Benchmark Performance
Mixtral's the highest-ranked open-source model in the Chatbot Arena leaderboard, surpassing the performance of models like GPT-3.5 Turbo, Gemini Pro and LLama-2 70B. Its MoE architecture not only enables it to run on relatively accessible hardware but also provides a scalable solution for handling large-scale computational tasks efficiently.
Hints and Tips for running Mixtral
- Use Mixtral 8x7b Q5_0 its has a better overall performance, especially in understanding and following complex prompts and explaining logic.
- Avoid "K" Quants: Mixtral "K" quant versions (e.g., Q4_K_M, Q5_K_M) they perform worse, and appear less intelligent and more prone to rambling.
- Q5_0 variants excel in coding tasks, including writing functional JavaScript snippets, whereas Q4 variants struggle.
- Lowering the temperature setting to 0.1 or 0.2 is recommended to stabilize Mixtral and reduce hallucinations.
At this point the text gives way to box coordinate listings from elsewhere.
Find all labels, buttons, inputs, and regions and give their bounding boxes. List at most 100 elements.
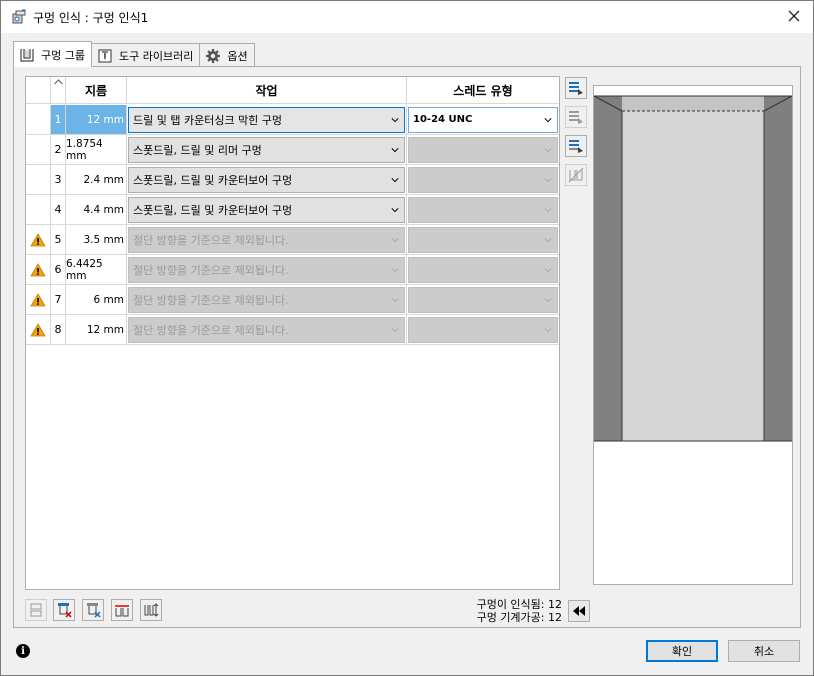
reorder-button[interactable] bbox=[140, 599, 162, 621]
hole-profile-drawing bbox=[593, 95, 793, 442]
warning-cell bbox=[26, 105, 51, 135]
info-icon[interactable]: i bbox=[16, 644, 30, 658]
table-row[interactable]: 2 1.8754 mm 스폿드릴, 드릴 및 리머 구멍 bbox=[26, 135, 559, 165]
operation-value: 절단 방향을 기준으로 제외됩니다. bbox=[133, 293, 289, 307]
warning-icon bbox=[30, 292, 46, 306]
delete-selected-button[interactable] bbox=[53, 599, 75, 621]
sort-header[interactable] bbox=[51, 77, 66, 104]
apply-to-all-button[interactable] bbox=[565, 135, 587, 157]
chevron-down-icon bbox=[391, 297, 399, 302]
split-group-icon bbox=[115, 605, 129, 617]
close-button[interactable] bbox=[779, 3, 809, 29]
table-row[interactable]: 8 12 mm 절단 방향을 기준으로 제외됩니다. bbox=[26, 315, 559, 345]
operation-dropdown[interactable]: 스폿드릴, 드릴 및 리머 구멍 bbox=[128, 136, 405, 163]
operation-dropdown: 절단 방향을 기준으로 제외됩니다. bbox=[128, 316, 405, 343]
tab-tool-library[interactable]: 도구 라이브러리 bbox=[90, 43, 201, 67]
operation-cell: 스폿드릴, 드릴 및 카운터보어 구멍 bbox=[127, 165, 407, 195]
split-hole-button[interactable] bbox=[565, 164, 587, 186]
chevron-down-icon bbox=[544, 117, 552, 122]
operation-dropdown[interactable]: 스폿드릴, 드릴 및 카운터보어 구멍 bbox=[128, 166, 405, 193]
ok-button[interactable]: 확인 bbox=[646, 640, 718, 662]
operation-cell: 절단 방향을 기준으로 제외됩니다. bbox=[127, 255, 407, 285]
hole-recognition-app-icon bbox=[11, 9, 27, 25]
row-number: 2 bbox=[51, 135, 66, 165]
thread-cell bbox=[407, 135, 559, 165]
row-number: 3 bbox=[51, 165, 66, 195]
operation-dropdown: 절단 방향을 기준으로 제외됩니다. bbox=[128, 226, 405, 253]
thread-type-dropdown bbox=[408, 256, 558, 283]
recognized-count: 구멍이 인식됨: 12 bbox=[476, 598, 562, 611]
chevron-down-icon bbox=[544, 267, 552, 272]
operation-dropdown[interactable]: 드릴 및 탭 카운터싱크 막힌 구멍 bbox=[128, 106, 405, 133]
thread-type-dropdown bbox=[408, 166, 558, 193]
operation-cell: 스폿드릴, 드릴 및 카운터보어 구멍 bbox=[127, 195, 407, 225]
machinable-count: 구멍 기계가공: 12 bbox=[476, 611, 562, 624]
split-group-button[interactable] bbox=[111, 599, 133, 621]
row-number: 1 bbox=[51, 105, 66, 135]
diameter-cell: 3.5 mm bbox=[66, 225, 127, 255]
table-row[interactable]: 5 3.5 mm 절단 방향을 기준으로 제외됩니다. bbox=[26, 225, 559, 255]
rewind-button[interactable] bbox=[568, 600, 590, 622]
table-row[interactable]: 3 2.4 mm 스폿드릴, 드릴 및 카운터보어 구멍 bbox=[26, 165, 559, 195]
operation-value: 스폿드릴, 드릴 및 카운터보어 구멍 bbox=[133, 173, 293, 187]
row-number: 4 bbox=[51, 195, 66, 225]
hole-recognition-dialog: 구멍 인식 : 구멍 인식1 구멍 그룹 도구 라이브러리 옵션 지름 작업 스… bbox=[0, 0, 814, 676]
operation-value: 절단 방향을 기준으로 제외됩니다. bbox=[133, 323, 289, 337]
header-diameter[interactable]: 지름 bbox=[66, 77, 127, 104]
warning-cell bbox=[26, 135, 51, 165]
table-row[interactable]: 6 6.4425 mm 절단 방향을 기준으로 제외됩니다. bbox=[26, 255, 559, 285]
list-edit-button[interactable] bbox=[565, 106, 587, 128]
hole-counts: 구멍이 인식됨: 12 구멍 기계가공: 12 bbox=[454, 598, 562, 624]
tab-options[interactable]: 옵션 bbox=[199, 43, 255, 67]
list-edit-icon bbox=[569, 111, 583, 124]
delete-group-icon bbox=[87, 603, 101, 618]
chevron-down-icon bbox=[391, 237, 399, 242]
gear-icon bbox=[205, 48, 221, 64]
operation-value: 절단 방향을 기준으로 제외됩니다. bbox=[133, 233, 289, 247]
operation-cell: 절단 방향을 기준으로 제외됩니다. bbox=[127, 315, 407, 345]
tab-options-label: 옵션 bbox=[227, 49, 248, 63]
warning-cell bbox=[26, 225, 51, 255]
header-thread-type[interactable]: 스레드 유형 bbox=[407, 77, 559, 104]
table-row[interactable]: 76 mm 절단 방향을 기준으로 제외됩니다. bbox=[26, 285, 559, 315]
merge-icon bbox=[30, 603, 42, 617]
cancel-button[interactable]: 취소 bbox=[728, 640, 800, 662]
close-icon bbox=[788, 10, 800, 22]
delete-group-button[interactable] bbox=[82, 599, 104, 621]
window-title: 구멍 인식 : 구멍 인식1 bbox=[33, 10, 149, 25]
operation-cell: 절단 방향을 기준으로 제외됩니다. bbox=[127, 225, 407, 255]
thread-cell bbox=[407, 195, 559, 225]
thread-cell bbox=[407, 315, 559, 345]
merge-rows-button[interactable] bbox=[25, 599, 47, 621]
diameter-cell: 12 mm bbox=[66, 315, 127, 345]
sort-up-icon bbox=[54, 79, 63, 85]
chevron-down-icon bbox=[544, 237, 552, 242]
operation-cell: 절단 방향을 기준으로 제외됩니다. bbox=[127, 285, 407, 315]
table-row[interactable]: 4 4.4 mm 스폿드릴, 드릴 및 카운터보어 구멍 bbox=[26, 195, 559, 225]
chevron-down-icon bbox=[544, 177, 552, 182]
split-hole-icon bbox=[568, 167, 584, 183]
tab-hole-group[interactable]: 구멍 그룹 bbox=[13, 41, 92, 67]
warning-icon bbox=[30, 322, 46, 336]
diameter-cell: 12 mm bbox=[66, 105, 127, 135]
assign-strategy-button[interactable] bbox=[565, 77, 587, 99]
table-row[interactable]: 1 12 mm 드릴 및 탭 카운터싱크 막힌 구멍 10-24 UNC bbox=[26, 105, 559, 135]
operation-dropdown[interactable]: 스폿드릴, 드릴 및 카운터보어 구멍 bbox=[128, 196, 405, 223]
chevron-down-icon bbox=[391, 267, 399, 272]
hole-preview bbox=[593, 85, 793, 585]
warning-cell bbox=[26, 315, 51, 345]
thread-type-dropdown bbox=[408, 226, 558, 253]
thread-type-value: 10-24 UNC bbox=[413, 114, 473, 125]
chevron-down-icon bbox=[544, 297, 552, 302]
chevron-down-icon bbox=[391, 207, 399, 212]
tab-tool-library-label: 도구 라이브러리 bbox=[118, 49, 194, 63]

- Some users report a bad repetition problem with Mixtral after about 1.5k tokens, but adjusting settings such as the Rope Base to 1 million can mitigate this issue.
- Mixtral performs exceptionally well at following instructions and can handle creative tasks effectively when provided with detailed prompts.
- Experimentation: Users encourage experimenting with different settings, formats, and model versions to achieve the best balance between speed, accuracy, and response quality.
- Use instruct versions of model for improved performance, especially for tasks requiring specific instructions or creative output.
These tips encapsulate community insights and personal experiences with Mixtral 8x7B, offering guidance on model selection, performance optimization, and effective use across various applications.